Editorial

Since time immemorial, man has been stricken by terror. The worst kind of terror is terrorism perpetuated by human beings themselves against their fellow humans. Terrorism remains a major threat to all people. Attacks can occur anywhere in the world, usually with little or no warning. Terrorist attacks always target western interests, including tourists, travellers and expatriates. Most threats of terrorist attacks globally are from groups or individuals motivated by the conflict in Iraq and Syria.

The most common terrorists in modern times are religious extremists who would often reject the authority of secular governments and view legal systems that are not based on their religious beliefs. In the process of terrorising the populace, they obtain worldwide, national or local recognition for their cause by attracting the attention of the media; and discourage foreign investments, tourism, or assistance programs that can affect the target country’s economy and support of the government in power.

Just this year, the world was shocked to its core by several terrorist attacks. Westminster was attacked on the week that UK PM Theresa May sent the letter invoking Article 50 to the President of the European Union. Most recently are the Manchester suicide bombing, the Maute’s siege of Marawi City in the Philippines, and the suicide bombing in Indonesia.

Twenty-two people were killed in a blast perpetrated by suicide bomber Salman Abedi at the Manchester Arena, including an eight-year-old girl and an off-duty female police officer, moments after multi-awarded pop star Ariana Grande’s concert. The UK government, under Prime Minister Theresa May, has raised the UK threat level to the highest possible rating, meaning another terrorist atrocity is expected imminently. She enforced Operation Temperer, the government plan to put up to 3,800 soldiers on the streets in response to a major terrorist threat. They would guard Buckingham Palace, Downing Street, the Palace of Westminster and the embassies. They also closed Palace of Westminster to the public and cancelled the Changing the Guard ceremony at Buckingham Palace to redeploy police officers.

Tourism, one of the driving forces of a country’s GDP, is most affected by terror incidents. They imply that the places where terrorism takes place may be an increasingly unstable place to live and do business in. In fact, tourism industry experts expected a 30% decline in visitors to France in the month after the 2016 Nice attacks.

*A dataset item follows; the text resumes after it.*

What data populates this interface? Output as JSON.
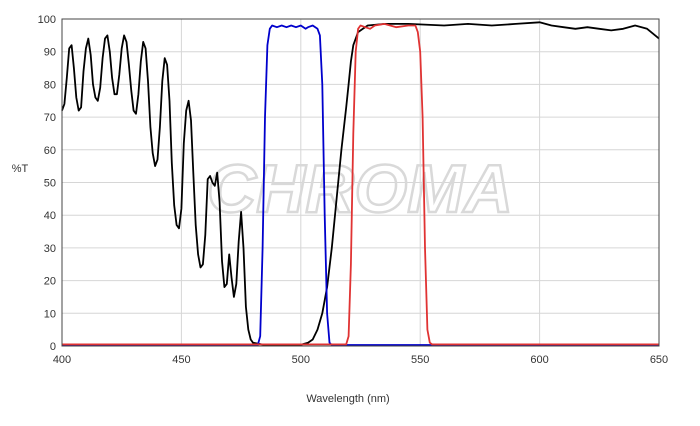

During times of conflict, reactive governments and nervous citizens are far more inclined to give up economic and political freedoms in exchange for security. Such a government policy happened in the Philippines on 23 May as a response to the Maute group’s attack in Marawi City. Philippine President Rodrigo Duterte declared Martial Law, amid protests from militant groups and students, upon the whole region of Mindanao. Proclamation 216, signed while Duterte was in Russia, stated the suspension of the privilege of the writ of habeas corpus in Mindanao for 60 days. Aside from stricter security measures, the government also enforced a price freeze on all commodities.

The gravest effect of terrorism to nations such as the Philippines and Australia are increased nationalism and foreign skepticism. Populism and anti-liberal movements soar after incidents of terrorism. Government policies such as closing down borders to trade and immigrant workers reduce the size and diversity of economic transactions and limit productive resources.

Another worrying effect of terror groups’ activities is the stronger and stricter migration policies on Muslim countries, underlying the deep-seated discrimination and hatred against Muslims. The most controversial migration policy to date is Trump’s travel ban to America of six Muslim countries, now excluding Iraq but emphasising rather Syria and Yemen. This has been criticised internationally as undemocratic, and contrary to American values of tolerance and openness, especially to immigrants and refugees. Ironically enough, the “jihad” that most terrorists use to justify their activities, pertains to the spiritual and moral struggle of an individual Muslim against his or her evil inclinations.

Australian Federal Governments have, time and time again, reassured the general public regarding their efforts to counteract terrorism, especially to uphold their responsibility to rule. It has equipped its military with state of the art machinery and training with other heavyweights in international defence such as Canada, Britain, Japan and America.
More than anything else, each one of us should face terrorism as one community, despite how diverse individuals we are. Together, we can foil the planned attacks of terrorists and preserve the free and functional society that we live in. The best we can do is to 1) monitor media reporting about the countries and regions we are living in or traveling to; and 2) be vigilant. Always be aware of your surroundings. Look out for anything suspicious and if you see anything report it to the police immediately. But we should remember to be compassionate and respectful to others. It is the best way to counter terrorism, by showing that the incidents do not divide, but rather unify the whole community.

To paraphrase Aleppo Archbishop Jean-Clement Jeanbart, everyone, regardless of race, religion, gender, or social status, needs to cooperate and help stop terrorists – not only ISIS but many similar groups – so that we can rebuild a pluralist world where the rights of all are respected.